People have a fundamental inalienable right to self-determination. We have been screaming this from the rooftops for the Palestinians. Regions need to be returned to a state of peace, of education, of self-control of resources. Direct democracy. Decentralised and localised power. For Muslim majority countries this might signal a return to the highly successful system of "wilayyat" or localised authorities with local councils, without the need for a supra-structure or government-industrial complex. I'm not sure we are asking for anything different in the West right now. Ultimately, peace requires a just settlement but gut wrenchingly, there is a time and place for fighting, even for those of us who extol the virtues of peace. Although we might hate it, it seems that this time may soon be upon us.

Kennedy said that mankind will need to put an end to war before war puts an end to mankind.

God forgive us.


1 comment:

Stephen Armourae said...

The decision to go to war is something that politicians take too lightly. Other peoples sons and daughters face death. The destruction that 'victory' brings creates orphans, destroys societies and generates extremists.

However early intervention can prevent attrition and enmity producing more devastating results. Defeating fanatics at an early stage is far easier than when they are well armed and organised.

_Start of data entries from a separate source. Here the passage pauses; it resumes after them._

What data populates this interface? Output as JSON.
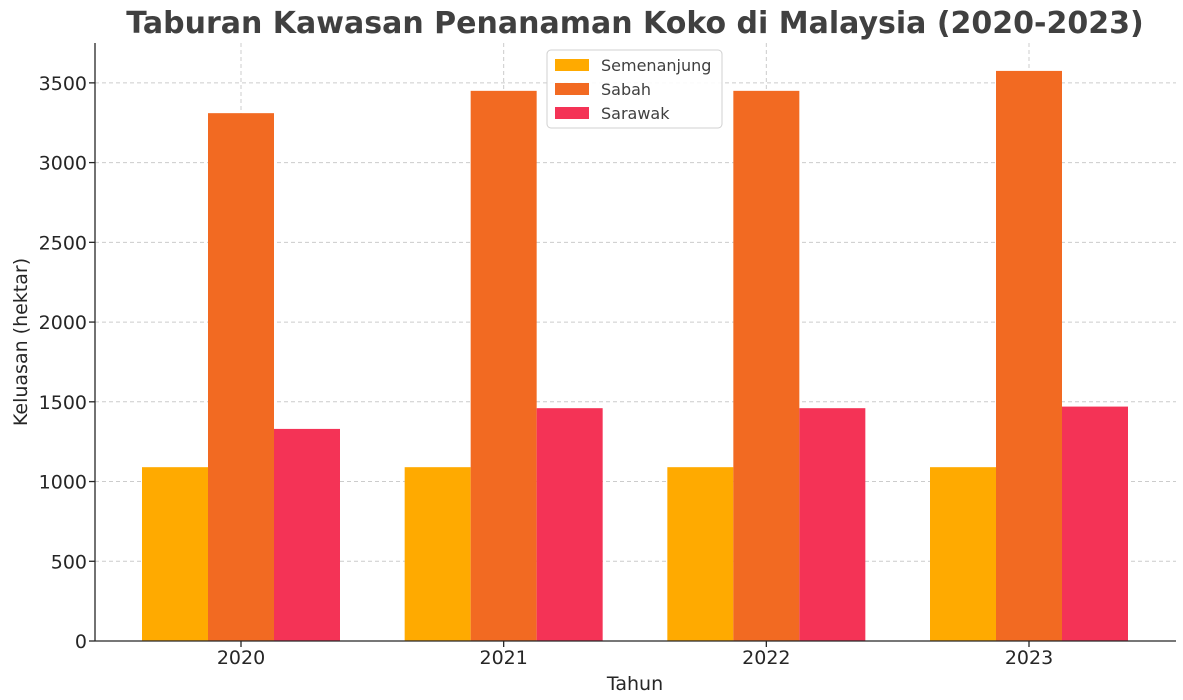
{
  "chart_data": {
    "type": "bar",
    "title": "Taburan Kawasan Penanaman Koko di Malaysia (2020-2023)",
    "xlabel": "Tahun",
    "ylabel": "Keluasan (hektar)",
    "categories": [
      "2020",
      "2021",
      "2022",
      "2023"
    ],
    "series": [
      {
        "name": "Semenanjung",
        "color": "#FFAA00",
        "values": [
          1090,
          1090,
          1090,
          1090
        ]
      },
      {
        "name": "Sabah",
        "color": "#F26A22",
        "values": [
          3310,
          3450,
          3450,
          3575
        ]
      },
      {
        "name": "Sarawak",
        "color": "#F43356",
        "values": [
          1330,
          1460,
          1460,
          1470
        ]
      }
    ],
    "ylim": [
      0,
      3750
    ],
    "yticks": [
      0,
      500,
      1000,
      1500,
      2000,
      2500,
      3000,
      3500
    ],
    "grid": true,
    "legend_position": "top-center"
  }
}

ISIL are not Hezbollah or Hamas. Their ideology is one of hate and destruction. They are a tyranny which only produces nihilism and are causing the mass murder and abuse of Muslims and other groups.

Instead of vacillating, had the West cooperated with Muslim and Arab groups 3 years ago, ISIL could have been stopped.

Had Tony Blair and George Bush not devestated Iraq we would not now be presented with the horror of the current attrocities.